May
May for us has always been a month to promote awareness around Mucopolysaccharidosis (also known as MPS. I imagine because it’s pretty tricky to pronounce Mucopolysaccharidosis!)
MPS Awareness Day is May the 15th.

For years, I have tried to make it a ‘known’ awareness day, but there are so many more conditions that are more ‘common’ that raising awareness for MPS is an uphill battle.
MPS, precisely MPS type 2, changed my life and the life I thought I would have.
MPS type 2, known as Hunter syndrome, came into my life without warning.
Regardless of who you are and where you live, you always think that conditions so rare like Hunter Syndrome would affect ‘other’ people, not you. That is one hundred per cent bull, but it’s also one hundred per cent understandable.

We are all human, after all.
May is also the month Ethan entered this world.
Ethan was born on May the 18th, 2002. He was a big baby weighing in at 9lb even. He was gorgeous and what others would call ‘a perfectly healthy little boy.’
Ethan was a textbook child; he hit every milestone on time or a little earlier than expected.

Hunter Syndrome gave him eighteen months before taking abilities from him.
Hunter Syndrome gave him eighteen years before taking him completely.
Hunter Syndrome is a rare genetic syndrome that takes every ability and affects every part of the body from the brain right down to the toes, and currently, there is nothing to stop it in its tracks.
Hunter Syndrome, believe it or not, doesn’t give two craps that there is no ‘history of it in the family. It often creates history by taking away a teeny tiny enzyme from specifically your boys but can and will take the enzyme from your girls, too, on occasion. And, thus begins a ‘history’ of Hunter Syndrome in your family.
I don’t share this with you to scare you.
I share this and many other facts about Hunter Syndrome to make you aware. Having a rare condition isn’t rare. Let that sink in.
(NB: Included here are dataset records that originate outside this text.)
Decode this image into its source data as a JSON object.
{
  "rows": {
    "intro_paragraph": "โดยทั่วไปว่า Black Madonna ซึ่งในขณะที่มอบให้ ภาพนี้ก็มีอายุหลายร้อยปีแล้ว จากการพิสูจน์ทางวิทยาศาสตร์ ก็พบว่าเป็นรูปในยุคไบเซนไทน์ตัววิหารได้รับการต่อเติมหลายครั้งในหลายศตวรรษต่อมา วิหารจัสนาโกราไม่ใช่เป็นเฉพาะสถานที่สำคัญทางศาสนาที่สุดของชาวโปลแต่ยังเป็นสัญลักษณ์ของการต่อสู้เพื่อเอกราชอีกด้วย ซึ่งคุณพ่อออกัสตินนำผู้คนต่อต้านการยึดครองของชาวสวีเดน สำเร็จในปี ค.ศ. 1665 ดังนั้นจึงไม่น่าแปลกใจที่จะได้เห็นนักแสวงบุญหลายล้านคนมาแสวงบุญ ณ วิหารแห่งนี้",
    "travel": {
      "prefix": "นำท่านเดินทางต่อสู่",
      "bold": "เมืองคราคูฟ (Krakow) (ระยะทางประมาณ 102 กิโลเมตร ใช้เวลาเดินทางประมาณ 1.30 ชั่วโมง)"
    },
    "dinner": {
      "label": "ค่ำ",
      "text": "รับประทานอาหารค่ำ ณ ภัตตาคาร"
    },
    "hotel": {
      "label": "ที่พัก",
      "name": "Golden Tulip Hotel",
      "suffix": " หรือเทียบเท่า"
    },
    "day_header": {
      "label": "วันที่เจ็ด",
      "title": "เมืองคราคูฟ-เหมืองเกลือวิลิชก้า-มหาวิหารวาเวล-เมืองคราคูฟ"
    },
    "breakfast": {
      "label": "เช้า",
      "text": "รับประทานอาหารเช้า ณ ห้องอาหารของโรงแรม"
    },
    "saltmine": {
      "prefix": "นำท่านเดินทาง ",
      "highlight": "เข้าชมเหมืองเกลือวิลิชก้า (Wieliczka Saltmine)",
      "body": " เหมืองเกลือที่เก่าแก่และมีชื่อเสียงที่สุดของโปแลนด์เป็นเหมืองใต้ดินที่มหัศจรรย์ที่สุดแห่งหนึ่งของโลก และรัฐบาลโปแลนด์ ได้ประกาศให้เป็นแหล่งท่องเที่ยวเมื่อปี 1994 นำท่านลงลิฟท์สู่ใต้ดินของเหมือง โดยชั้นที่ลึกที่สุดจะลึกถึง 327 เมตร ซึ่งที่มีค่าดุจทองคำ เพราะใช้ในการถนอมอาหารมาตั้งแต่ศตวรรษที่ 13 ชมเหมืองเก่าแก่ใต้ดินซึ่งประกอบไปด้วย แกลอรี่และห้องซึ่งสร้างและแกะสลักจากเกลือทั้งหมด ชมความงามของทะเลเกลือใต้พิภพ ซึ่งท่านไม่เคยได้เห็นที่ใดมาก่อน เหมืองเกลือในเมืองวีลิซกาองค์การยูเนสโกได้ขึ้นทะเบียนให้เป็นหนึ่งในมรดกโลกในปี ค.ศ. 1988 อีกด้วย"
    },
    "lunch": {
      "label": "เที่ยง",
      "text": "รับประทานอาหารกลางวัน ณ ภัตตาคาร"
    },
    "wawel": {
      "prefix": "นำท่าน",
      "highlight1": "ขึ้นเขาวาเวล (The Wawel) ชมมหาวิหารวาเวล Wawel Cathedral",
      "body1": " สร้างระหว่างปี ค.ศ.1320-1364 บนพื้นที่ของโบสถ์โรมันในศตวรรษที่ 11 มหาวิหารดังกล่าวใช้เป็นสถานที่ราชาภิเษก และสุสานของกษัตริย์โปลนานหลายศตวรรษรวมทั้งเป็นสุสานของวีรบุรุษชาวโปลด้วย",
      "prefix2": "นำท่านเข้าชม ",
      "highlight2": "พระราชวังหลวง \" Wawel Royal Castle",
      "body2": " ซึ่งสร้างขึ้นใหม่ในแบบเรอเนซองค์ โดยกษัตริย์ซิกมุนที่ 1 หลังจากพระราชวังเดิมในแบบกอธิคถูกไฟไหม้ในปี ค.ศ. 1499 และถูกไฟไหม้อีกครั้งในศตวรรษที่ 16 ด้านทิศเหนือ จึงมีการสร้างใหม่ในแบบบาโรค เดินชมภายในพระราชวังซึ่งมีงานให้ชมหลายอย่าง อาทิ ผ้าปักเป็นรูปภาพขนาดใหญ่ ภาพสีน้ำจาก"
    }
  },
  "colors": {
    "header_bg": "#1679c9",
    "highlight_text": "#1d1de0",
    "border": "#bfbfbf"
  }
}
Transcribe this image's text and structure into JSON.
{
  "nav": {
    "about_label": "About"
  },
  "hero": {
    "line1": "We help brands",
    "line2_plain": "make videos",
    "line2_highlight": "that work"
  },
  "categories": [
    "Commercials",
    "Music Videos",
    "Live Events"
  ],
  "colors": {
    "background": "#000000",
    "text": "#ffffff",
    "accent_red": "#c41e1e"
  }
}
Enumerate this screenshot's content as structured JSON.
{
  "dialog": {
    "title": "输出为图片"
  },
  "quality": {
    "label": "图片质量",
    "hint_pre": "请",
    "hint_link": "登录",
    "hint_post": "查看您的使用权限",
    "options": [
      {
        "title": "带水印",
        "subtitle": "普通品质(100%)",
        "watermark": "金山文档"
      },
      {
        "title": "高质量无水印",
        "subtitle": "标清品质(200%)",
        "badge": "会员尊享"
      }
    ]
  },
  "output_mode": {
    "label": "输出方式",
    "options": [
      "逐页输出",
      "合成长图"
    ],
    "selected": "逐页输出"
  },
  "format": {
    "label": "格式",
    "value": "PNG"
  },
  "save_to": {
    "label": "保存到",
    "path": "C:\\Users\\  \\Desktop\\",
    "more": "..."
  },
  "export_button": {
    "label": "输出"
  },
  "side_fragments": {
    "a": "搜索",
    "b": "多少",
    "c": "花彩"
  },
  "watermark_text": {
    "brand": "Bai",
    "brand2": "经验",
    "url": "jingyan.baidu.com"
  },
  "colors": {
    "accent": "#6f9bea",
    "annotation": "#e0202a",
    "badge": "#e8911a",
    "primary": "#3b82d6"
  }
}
Why bother with awareness days? Awareness brings Interest; Interest brings research, and research brings cures or drugs to keep our children living.
Any parent with a child with a rare condition will tell how hard it was to get to the diagnosis stage with their child. Why is it so hard? Syndromes like Hunter Syndrome are so rare that the medical field doesn’t look for them in a child until a parent has had enough and demands they run some tests. The parent is more than often the one that discovers their child’s rare condition through sheer anger at the ‘system’. They do the research. They demand to be heard and keep at the doctor until they listen.
It shouldn’t be that hard to be heard.
It took us five years and ten months to learn that Ethan had Hunter Syndrome. We were told it only affects boys, yet the first person we met in our home county was a little girl!
In Ireland, roughly about ten other families are living with Hunter Syndrome and at least one hundred (if not more) living with a form of Mucopolysaccharidosis.
There are thousands of families living on our island affected by a rare disease.
As I’ve said, it is not rare to have a rare condition.
I hope that one day soon, a parent won’t be told ‘there’s nothing more we can do, go home and love him’ when diagnosing Hunter Syndrome in a child. I hope they will say, ” Yes we have Enzyme Replacement therapy and we have crossed the blood brain barrier, we can stop Hunter Syndrome in it’s tracks.”
Researchers are close.
More funds need to be raised to cross the blood-brain barrier one day, not just for conditions like MPS, but for others like Alzimhers.
More awareness can only help.
Please help spread awareness this May the 15th by telling someone you know about Ethan and his adventures through my blog on Facebook, Instagram or my website.
We will be marking Ethans 19th birthday in an extraordinary way this year; it is hard to believe he isn’t with us, but he is very much always with us, too.